A beaver from the old Judd Ranch up Gold Creek waits for the trip to its family's new home up the Chewuch River.
Biologists Alexis Monetta and Keith Douville load food into the truck with the captured beavers.
Reverse Trapping
Transplanting nuisance beavers
story and photos by Sheela McLean
Another family of beavers was returned to the Methow wilds this week by biologists Alexis Monetta and Keith Douville of the Washington State Department of Wildlife.
Captured beavers take a snack on the ramp of their temporary lodge at the fish hatchery.
Monetta and Douville trap Methow Valley beavers where they have become nuisances because they dam water and chew down trees.
The biologists take the captured beavers to the Winthrop National Fish Hatchery and puts them in temporary lodges built in the flowing water of old fish tanks. The biologists provide the food, and keep the beavers at the hatchery until they can catch the whole family from one site and take the intact group to another place, where their natural activities won’t be a nuisance to humans.
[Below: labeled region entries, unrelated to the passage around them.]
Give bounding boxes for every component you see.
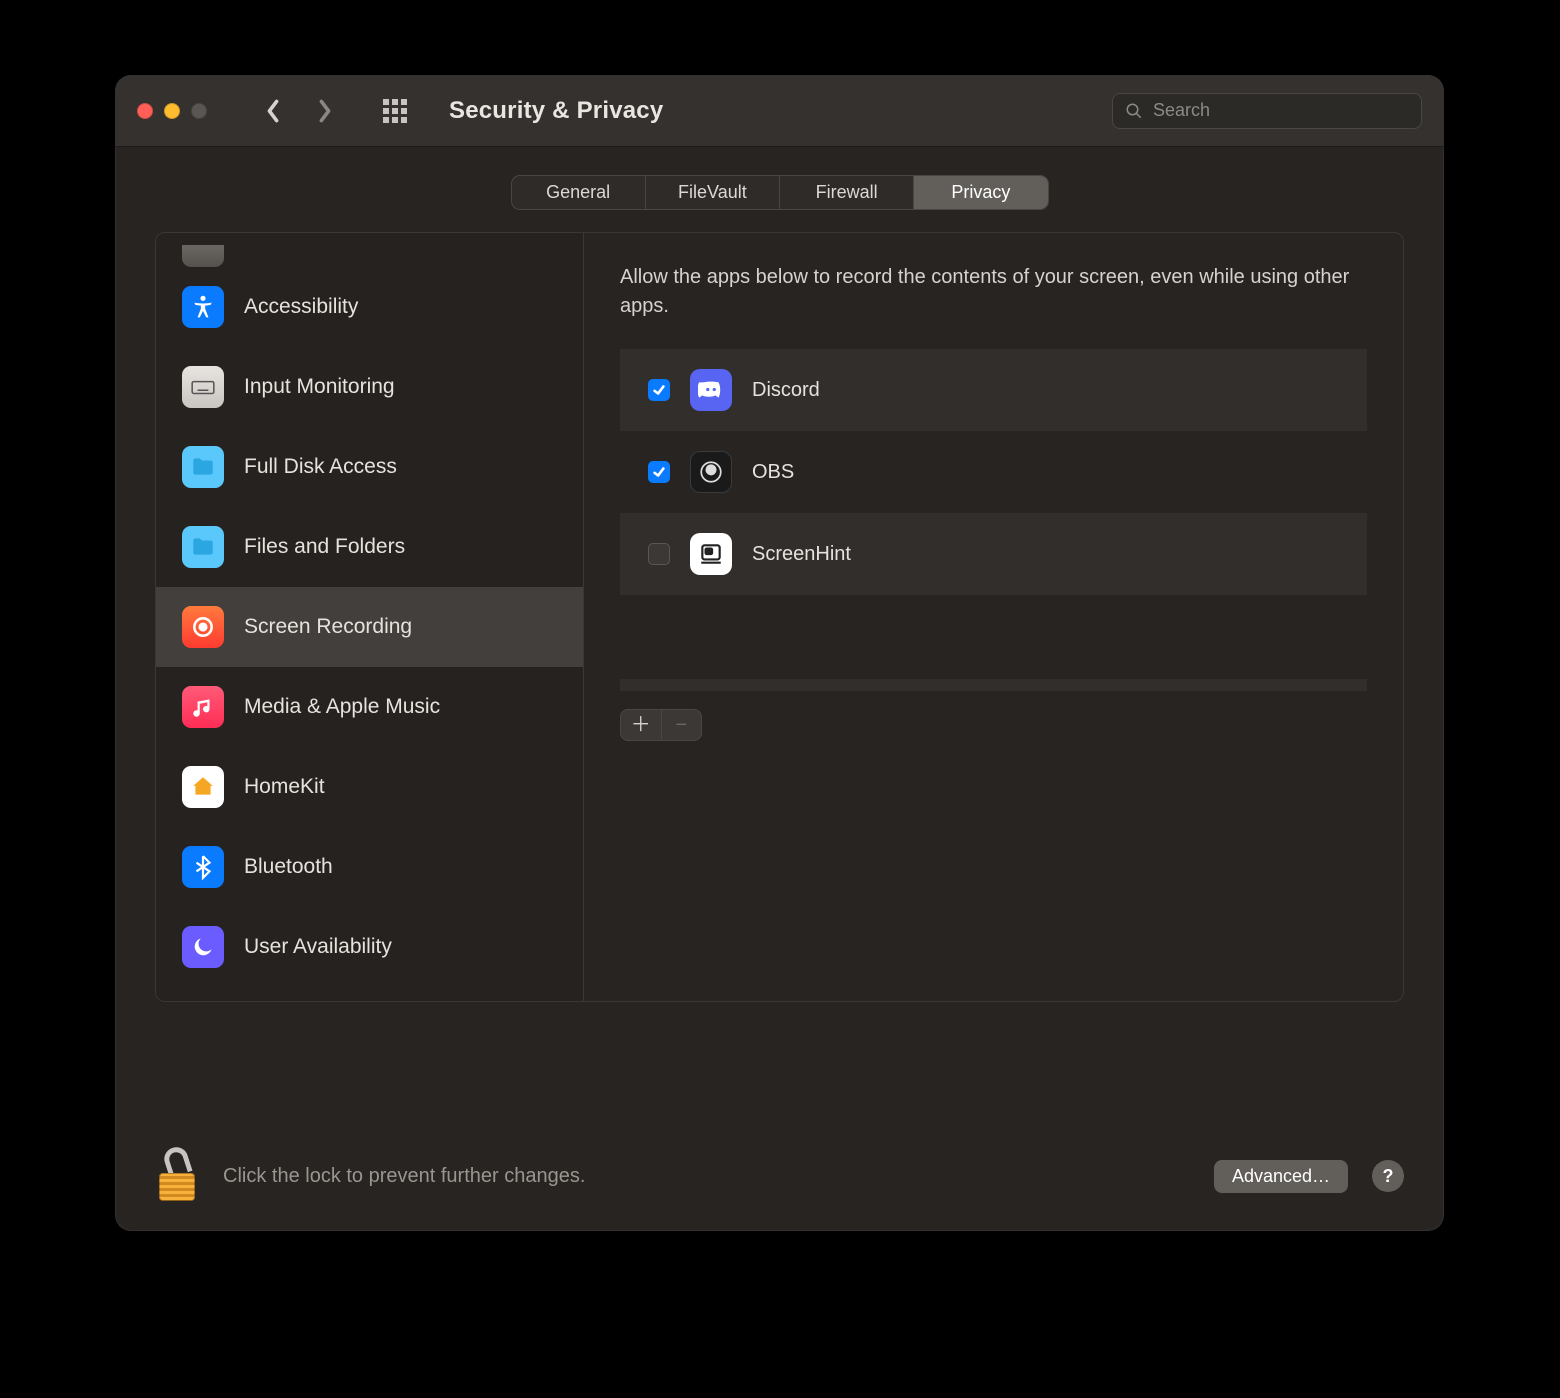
- tab-bar: General FileVault Firewall Privacy: [511, 175, 1049, 210]
- tab-privacy[interactable]: Privacy: [914, 176, 1047, 209]
- sidebar-item-label: Files and Folders: [244, 535, 405, 559]
- sidebar-item-screen-recording[interactable]: Screen Recording: [156, 587, 583, 667]
- add-app-button[interactable]: ＋: [621, 710, 661, 740]
- home-icon: [182, 766, 224, 808]
- close-window-button[interactable]: [137, 103, 153, 119]
- moon-icon: [182, 926, 224, 968]
- help-button[interactable]: ?: [1372, 1160, 1404, 1192]
- sidebar-item-files-and-folders[interactable]: Files and Folders: [156, 507, 583, 587]
- minimize-window-button[interactable]: [164, 103, 180, 119]
- advanced-button[interactable]: Advanced…: [1214, 1160, 1348, 1193]
- back-button[interactable]: [259, 97, 287, 125]
- privacy-detail-pane: Allow the apps below to record the conte…: [584, 233, 1403, 1001]
- app-checkbox[interactable]: [648, 543, 670, 565]
- sidebar-item-label: Input Monitoring: [244, 375, 395, 399]
- preferences-window: Security & Privacy General FileVault Fir…: [115, 75, 1444, 1231]
- tab-firewall[interactable]: Firewall: [780, 176, 914, 209]
- search-input[interactable]: [1153, 100, 1409, 121]
- sidebar-item-clipped: [156, 237, 583, 267]
- remove-app-button[interactable]: −: [661, 710, 702, 740]
- sidebar-item-bluetooth[interactable]: Bluetooth: [156, 827, 583, 907]
- keyboard-icon: [182, 366, 224, 408]
- search-field[interactable]: [1112, 93, 1422, 129]
- bluetooth-icon: [182, 846, 224, 888]
- add-remove-control: ＋ −: [620, 709, 702, 741]
- show-all-button[interactable]: [383, 99, 407, 123]
- app-name-label: Discord: [752, 379, 820, 402]
- lock-button[interactable]: [155, 1151, 199, 1201]
- privacy-category-list[interactable]: Accessibility Input Monitoring Full Disk…: [156, 233, 584, 1001]
- window-controls: [137, 103, 207, 119]
- tab-general[interactable]: General: [512, 176, 646, 209]
- app-checkbox[interactable]: [648, 461, 670, 483]
- sidebar-item-label: HomeKit: [244, 775, 325, 799]
- app-name-label: ScreenHint: [752, 543, 851, 566]
- footer: Click the lock to prevent further change…: [115, 1121, 1444, 1231]
- sidebar-item-input-monitoring[interactable]: Input Monitoring: [156, 347, 583, 427]
- search-icon: [1125, 102, 1143, 120]
- sidebar-item-label: User Availability: [244, 935, 392, 959]
- sidebar-item-label: Accessibility: [244, 295, 358, 319]
- chevron-left-icon: [265, 99, 281, 123]
- app-row[interactable]: Discord: [620, 349, 1367, 431]
- app-name-label: OBS: [752, 461, 794, 484]
- tab-filevault[interactable]: FileVault: [646, 176, 780, 209]
- lock-hint-label: Click the lock to prevent further change…: [223, 1165, 585, 1188]
- sidebar-item-label: Screen Recording: [244, 615, 412, 639]
- sidebar-item-accessibility[interactable]: Accessibility: [156, 267, 583, 347]
- pane-description: Allow the apps below to record the conte…: [620, 263, 1367, 321]
- app-permission-list[interactable]: Discord OBS: [620, 349, 1367, 595]
- sidebar-item-homekit[interactable]: HomeKit: [156, 747, 583, 827]
- app-checkbox[interactable]: [648, 379, 670, 401]
- accessibility-icon: [182, 286, 224, 328]
- folder-icon: [182, 446, 224, 488]
- sidebar-item-media-apple-music[interactable]: Media & Apple Music: [156, 667, 583, 747]
- record-icon: [182, 606, 224, 648]
- obs-icon: [690, 451, 732, 493]
- sidebar-item-label: Full Disk Access: [244, 455, 397, 479]
- chevron-right-icon: [317, 99, 333, 123]
- music-icon: [182, 686, 224, 728]
- discord-icon: [690, 369, 732, 411]
- nav-buttons: [259, 97, 339, 125]
- app-row[interactable]: ScreenHint: [620, 513, 1367, 595]
- list-scroll-track: [620, 679, 1367, 691]
- screenhint-icon: [690, 533, 732, 575]
- sidebar-item-full-disk-access[interactable]: Full Disk Access: [156, 427, 583, 507]
- sidebar-item-label: Bluetooth: [244, 855, 333, 879]
- sidebar-item-label: Media & Apple Music: [244, 695, 440, 719]
- sidebar-item-user-availability[interactable]: User Availability: [156, 907, 583, 987]
- privacy-panel: Accessibility Input Monitoring Full Disk…: [155, 232, 1404, 1002]
- window-title: Security & Privacy: [449, 97, 663, 125]
- forward-button[interactable]: [311, 97, 339, 125]
- zoom-window-button[interactable]: [191, 103, 207, 119]
- titlebar: Security & Privacy: [115, 75, 1444, 147]
- window-body: General FileVault Firewall Privacy Acces…: [115, 147, 1444, 1002]
- app-row[interactable]: OBS: [620, 431, 1367, 513]
- folder-icon: [182, 526, 224, 568]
This week a father, mother, two juveniles and a ‘kit’ (the youngest beaver) - were headed up the Chewuch after their stay at the fish hatchery. The biologists captured them at the old Judd Ranch near Gold Creek. This is the eighth group moved up the Chewuch this season, Monetta said.
Once the beaver family is in place, the biologists will be check several times per week for a little while and then a few times per month until they are satisfied that the beaver family has successfully settled in.
“We work really hard to find good sites and enhance the sites,” so that the beavers will remain where they are transplanted, said Douville. The biologists sometimes go so far as to plant aspen in the area and build the beavers a simple lodge.
Six beavers remain at the hatchery to be moved out this fall before the program shuts down for the season in a couple weeks.
Monetta was born and raised in the Methow Valley. Douville comes from Minnesota. “Lots of beaver there,” he grinned.
The beaver project has been ongoing here since 2008, Monetta said, and has found new homes for a couple hundred beavers. Project cooperators include the Washington Department of Wildlife, the Winthrop National Fish Hatchery, the US Forest Service and the Methow Conservancy.